IN PRESSURING Ukraine’s president to announce an investigation of Joe Biden and his son, President Trump was seeking to tarnish a possible opponent in the 2020 election by creating the false impression that he was guilty of corruption. Now Mr. Trump and his supporters on the House Intelligence Committee evidently hope to use the public impeachment hearings, which open Wednesday, to accomplish the same end.
“Biden’s actions . . . are certainly looking very corrupt (to put it mildly!) to me,” Mr. Trump tweeted Tuesday. “Both Bidens should be forced to testify in this No Due Process Scam!”
The allegations Mr. Trump was referring to — that Mr. Biden pressed for the removal of a public prosecutor to benefit his son Hunter — have been comprehensively debunked, including in sworn testimony by the Trump administration’s own former envoy to Ukraine. But don’t expect that to stop Mr. Trump or his most slavish followers. They will do their best to turn what should be an examination of Mr. Trump’s abuse of office into a televised orgy of mudslinging at Mr. Biden and at the whistleblower who called attention to the president’s misdeeds.
Committee Chairman Adam B. Schiff (D-Calif.) has vowed to prevent such distortion of the process. Republican requests for testimony about the Bidens or Ukraine’s supposed interference in the 2016 presidential election — another debunked conspiracy theory promoted by Mr. Trump — will rightly be denied, and Mr. Schiff hinted in a memorandum released Tuesday that committee members who try to disclose the identity of the confidential whistleblower could be subject to action by the House Ethics Committee.

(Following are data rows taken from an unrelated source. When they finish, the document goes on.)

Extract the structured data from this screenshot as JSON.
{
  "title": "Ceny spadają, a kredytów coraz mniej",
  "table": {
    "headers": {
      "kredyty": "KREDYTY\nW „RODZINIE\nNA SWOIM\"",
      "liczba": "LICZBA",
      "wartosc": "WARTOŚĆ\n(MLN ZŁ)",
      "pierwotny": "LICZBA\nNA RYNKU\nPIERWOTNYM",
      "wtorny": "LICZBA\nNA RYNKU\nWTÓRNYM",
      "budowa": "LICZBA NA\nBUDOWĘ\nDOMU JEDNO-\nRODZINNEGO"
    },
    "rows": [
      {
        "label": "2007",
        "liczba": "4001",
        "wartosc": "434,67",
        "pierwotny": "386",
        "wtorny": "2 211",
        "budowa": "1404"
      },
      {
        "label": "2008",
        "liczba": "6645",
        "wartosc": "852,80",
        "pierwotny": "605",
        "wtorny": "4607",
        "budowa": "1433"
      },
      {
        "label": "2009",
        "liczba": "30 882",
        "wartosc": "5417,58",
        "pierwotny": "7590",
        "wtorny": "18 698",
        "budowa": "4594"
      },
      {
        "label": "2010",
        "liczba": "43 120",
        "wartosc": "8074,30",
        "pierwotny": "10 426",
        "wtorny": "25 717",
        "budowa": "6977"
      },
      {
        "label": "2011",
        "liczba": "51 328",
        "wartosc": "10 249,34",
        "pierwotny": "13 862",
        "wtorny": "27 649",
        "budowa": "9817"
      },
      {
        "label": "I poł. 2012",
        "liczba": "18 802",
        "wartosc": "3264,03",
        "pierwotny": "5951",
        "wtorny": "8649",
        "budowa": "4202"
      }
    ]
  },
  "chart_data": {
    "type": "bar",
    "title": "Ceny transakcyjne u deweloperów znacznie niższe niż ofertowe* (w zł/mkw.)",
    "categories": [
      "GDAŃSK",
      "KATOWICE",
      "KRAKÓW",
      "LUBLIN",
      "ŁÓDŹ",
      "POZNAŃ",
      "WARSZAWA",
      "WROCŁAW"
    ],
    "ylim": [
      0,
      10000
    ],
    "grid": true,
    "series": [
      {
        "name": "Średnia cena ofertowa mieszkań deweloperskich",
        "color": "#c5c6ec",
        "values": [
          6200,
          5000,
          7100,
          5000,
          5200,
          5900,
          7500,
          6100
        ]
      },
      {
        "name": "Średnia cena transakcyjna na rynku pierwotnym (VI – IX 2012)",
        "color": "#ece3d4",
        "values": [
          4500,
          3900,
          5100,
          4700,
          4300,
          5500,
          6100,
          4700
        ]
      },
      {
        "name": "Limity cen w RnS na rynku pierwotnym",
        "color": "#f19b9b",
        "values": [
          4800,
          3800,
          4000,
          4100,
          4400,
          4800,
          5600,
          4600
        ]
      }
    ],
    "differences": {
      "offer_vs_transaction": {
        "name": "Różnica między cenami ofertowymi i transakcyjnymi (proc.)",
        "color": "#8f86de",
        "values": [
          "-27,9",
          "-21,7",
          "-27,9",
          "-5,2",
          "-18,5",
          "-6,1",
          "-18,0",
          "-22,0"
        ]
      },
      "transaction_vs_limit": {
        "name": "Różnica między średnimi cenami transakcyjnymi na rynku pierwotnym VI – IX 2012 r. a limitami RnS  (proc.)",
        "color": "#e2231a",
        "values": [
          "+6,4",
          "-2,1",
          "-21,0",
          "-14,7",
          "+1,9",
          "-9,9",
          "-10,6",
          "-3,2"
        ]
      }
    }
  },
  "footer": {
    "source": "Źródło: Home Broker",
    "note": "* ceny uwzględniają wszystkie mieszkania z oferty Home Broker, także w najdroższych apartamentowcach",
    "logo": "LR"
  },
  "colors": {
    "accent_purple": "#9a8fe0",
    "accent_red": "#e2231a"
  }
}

Republicans of course have a right to defend Mr. Trump. But the responsible way to do so is to focus on the evidence for and against the inquiry’s central questions: whether Mr. Trump sought to leverage U.S. aid and the prospect of an Oval Office meeting to induce Ukrainian President Volodymyr Zelensky to open the political investigations Mr. Trump wanted, and whether the White House tried to cover up that conduct.
At least some Republicans appear ready to engage with the charges. A memo prepared by GOP committee staff that Axios published Tuesday outlines four responses, including that a rough transcript of a July 25 phone call between Mr. Trump and Mr. Zelensky “shows no conditionality or evidence of pressure”; that both presidents have denied such pressure; that the Ukrainian government did not know U.S. military aid had been withheld at the time of the call; and that the aid ultimately flowed to Ukraine.
The hearings are likely to prove challenging to this defense, since testimony will make clear that the campaign to push Ukraine into investigating the Bidens was not limited to the July 25 phone call but extended over months and included multiple messages from envoys spelling out a trade-off between Mr. Zelensky’s announcement of the probes and the White House meeting he wanted, as well as military aid. As for the phone call, at least one witness who listened to it, Army Lt. Col. Alexander Vindman, will likely testify that he found it so disturbing that he immediately reported it to White House lawyers.
The sturdiest Republican defense might be that suggested by Sen. Rob Portman (R-Ohio) and Rep. Mac Thornberry (R-Tex.), among others: that what Mr. Trump did was wrong but does not merit impeachment. Yet that argument is rejected by Mr. Trump, who insists that Republicans defend his actions as “perfect.” If they stick to that script, the impeachment hearings will only discredit them.